Терять мне было нечего. Я прислушался к ее совету. Библиотекарша попросила мужа дать мне работу в его фирме при аэропорте, выдающей напрокат автомобили с водителями, и хотя у меня не имелось действительных водительских прав, я проработал там три месяца, чтобы заработать денег на билет до Молочны, а спал на чердаке молодежного хостела. По ночам, когда мне казалось, будто голова сейчас лопнет, я заставлял себя лежать совсем неподвижно. Каждую ночь, замирая в кровати, закрывал глаза и улавливал еле слышные звуки пианино, тяжелые аккорды без сопровождения голоса. Как-то утром я спросил у человека, прибиравшегося в хостеле и тоже жившего здесь, слышит ли он по ночам тихие звуки пианино, тяжелые аккорды. Нет, ответил он, ни разу не слышал. Скоро я понял: мелодия, слышанная мною по ночам, когда разрывалась голова, была гимном «Велика верность Твоя», и слушал я собственные похороны.

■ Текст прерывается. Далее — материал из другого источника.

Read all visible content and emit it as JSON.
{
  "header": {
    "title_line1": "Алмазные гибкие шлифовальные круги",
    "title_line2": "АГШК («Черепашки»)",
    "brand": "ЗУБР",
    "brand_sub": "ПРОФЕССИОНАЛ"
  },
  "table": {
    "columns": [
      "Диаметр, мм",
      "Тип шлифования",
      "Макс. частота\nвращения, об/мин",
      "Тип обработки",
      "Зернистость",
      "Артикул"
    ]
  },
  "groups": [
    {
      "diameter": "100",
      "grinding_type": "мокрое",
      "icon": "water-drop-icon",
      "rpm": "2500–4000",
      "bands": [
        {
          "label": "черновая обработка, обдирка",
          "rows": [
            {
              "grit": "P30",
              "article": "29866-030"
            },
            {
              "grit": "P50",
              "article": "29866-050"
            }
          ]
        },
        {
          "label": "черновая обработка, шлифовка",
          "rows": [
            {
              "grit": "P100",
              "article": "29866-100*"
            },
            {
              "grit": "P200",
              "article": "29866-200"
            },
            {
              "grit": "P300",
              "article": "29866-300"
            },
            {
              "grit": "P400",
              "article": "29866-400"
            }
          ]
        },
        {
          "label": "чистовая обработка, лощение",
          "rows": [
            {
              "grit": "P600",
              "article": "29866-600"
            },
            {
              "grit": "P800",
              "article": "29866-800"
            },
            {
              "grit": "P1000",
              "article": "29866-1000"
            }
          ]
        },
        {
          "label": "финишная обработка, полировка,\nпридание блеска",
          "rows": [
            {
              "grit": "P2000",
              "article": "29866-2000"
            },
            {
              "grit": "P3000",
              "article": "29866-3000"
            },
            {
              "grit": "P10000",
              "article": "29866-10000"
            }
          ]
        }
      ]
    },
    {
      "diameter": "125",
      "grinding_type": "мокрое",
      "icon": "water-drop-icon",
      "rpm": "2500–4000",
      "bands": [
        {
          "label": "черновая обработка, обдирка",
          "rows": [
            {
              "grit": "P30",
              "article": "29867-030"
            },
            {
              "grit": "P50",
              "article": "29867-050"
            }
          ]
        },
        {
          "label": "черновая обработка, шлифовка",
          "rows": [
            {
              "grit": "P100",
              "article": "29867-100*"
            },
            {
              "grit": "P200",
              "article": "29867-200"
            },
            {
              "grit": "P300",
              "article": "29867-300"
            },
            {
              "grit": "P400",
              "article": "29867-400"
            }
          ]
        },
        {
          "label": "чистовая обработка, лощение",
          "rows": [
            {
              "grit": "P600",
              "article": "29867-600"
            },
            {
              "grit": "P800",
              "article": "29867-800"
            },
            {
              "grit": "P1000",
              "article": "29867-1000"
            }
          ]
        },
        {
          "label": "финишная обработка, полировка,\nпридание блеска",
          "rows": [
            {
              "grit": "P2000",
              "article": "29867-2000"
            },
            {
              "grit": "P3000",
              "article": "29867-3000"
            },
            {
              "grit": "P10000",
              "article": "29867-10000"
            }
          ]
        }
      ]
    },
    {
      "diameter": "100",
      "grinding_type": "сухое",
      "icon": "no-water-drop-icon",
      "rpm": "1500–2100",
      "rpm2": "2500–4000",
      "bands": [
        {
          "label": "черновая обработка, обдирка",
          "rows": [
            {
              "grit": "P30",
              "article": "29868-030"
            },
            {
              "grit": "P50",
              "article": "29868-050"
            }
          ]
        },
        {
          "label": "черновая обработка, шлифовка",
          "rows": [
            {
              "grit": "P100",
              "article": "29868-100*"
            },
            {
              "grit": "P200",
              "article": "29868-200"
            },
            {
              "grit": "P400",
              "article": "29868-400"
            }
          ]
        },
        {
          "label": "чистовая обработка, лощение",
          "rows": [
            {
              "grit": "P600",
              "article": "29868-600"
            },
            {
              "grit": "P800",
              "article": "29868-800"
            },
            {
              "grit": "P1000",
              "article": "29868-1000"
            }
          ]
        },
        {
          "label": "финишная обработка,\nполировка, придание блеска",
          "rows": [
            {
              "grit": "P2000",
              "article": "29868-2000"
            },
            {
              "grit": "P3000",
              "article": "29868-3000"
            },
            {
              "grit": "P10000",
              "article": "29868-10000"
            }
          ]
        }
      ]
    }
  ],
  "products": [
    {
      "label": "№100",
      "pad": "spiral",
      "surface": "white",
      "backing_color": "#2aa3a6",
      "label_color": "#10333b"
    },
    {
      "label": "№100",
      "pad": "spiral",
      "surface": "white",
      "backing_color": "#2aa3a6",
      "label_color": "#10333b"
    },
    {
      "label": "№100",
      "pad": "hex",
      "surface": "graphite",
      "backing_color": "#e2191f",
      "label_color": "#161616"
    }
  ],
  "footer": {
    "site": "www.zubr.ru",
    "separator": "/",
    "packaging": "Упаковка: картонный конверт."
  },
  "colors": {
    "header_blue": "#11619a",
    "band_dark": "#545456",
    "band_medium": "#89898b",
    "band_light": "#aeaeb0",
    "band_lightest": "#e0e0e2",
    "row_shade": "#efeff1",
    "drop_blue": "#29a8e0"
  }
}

Петерс, в высоких черных сапогах своего отца, по крайней мере похожих на те, принял к рассмотрению мою просьбу о допущении обратно в колонию и в конце концов заявил, что предоставит мне членство, если я в присутствии старейшин отрекусь от своих родителей (хотя один умер, а другой пропал), крещусь и буду обучать мальчиков английскому и арифметике за кров (в вышеупомянутом сарае) и трехразовое питание.
Я готов креститься, ответил я Петерсу, и обучать мальчиков, но от родителей не отрекусь. Петерс остался недоволен, однако, страстно желая, чтобы мальчики научились считать, а может быть, смущенный моим присутствием, так как я очень похож на своего отца, согласился.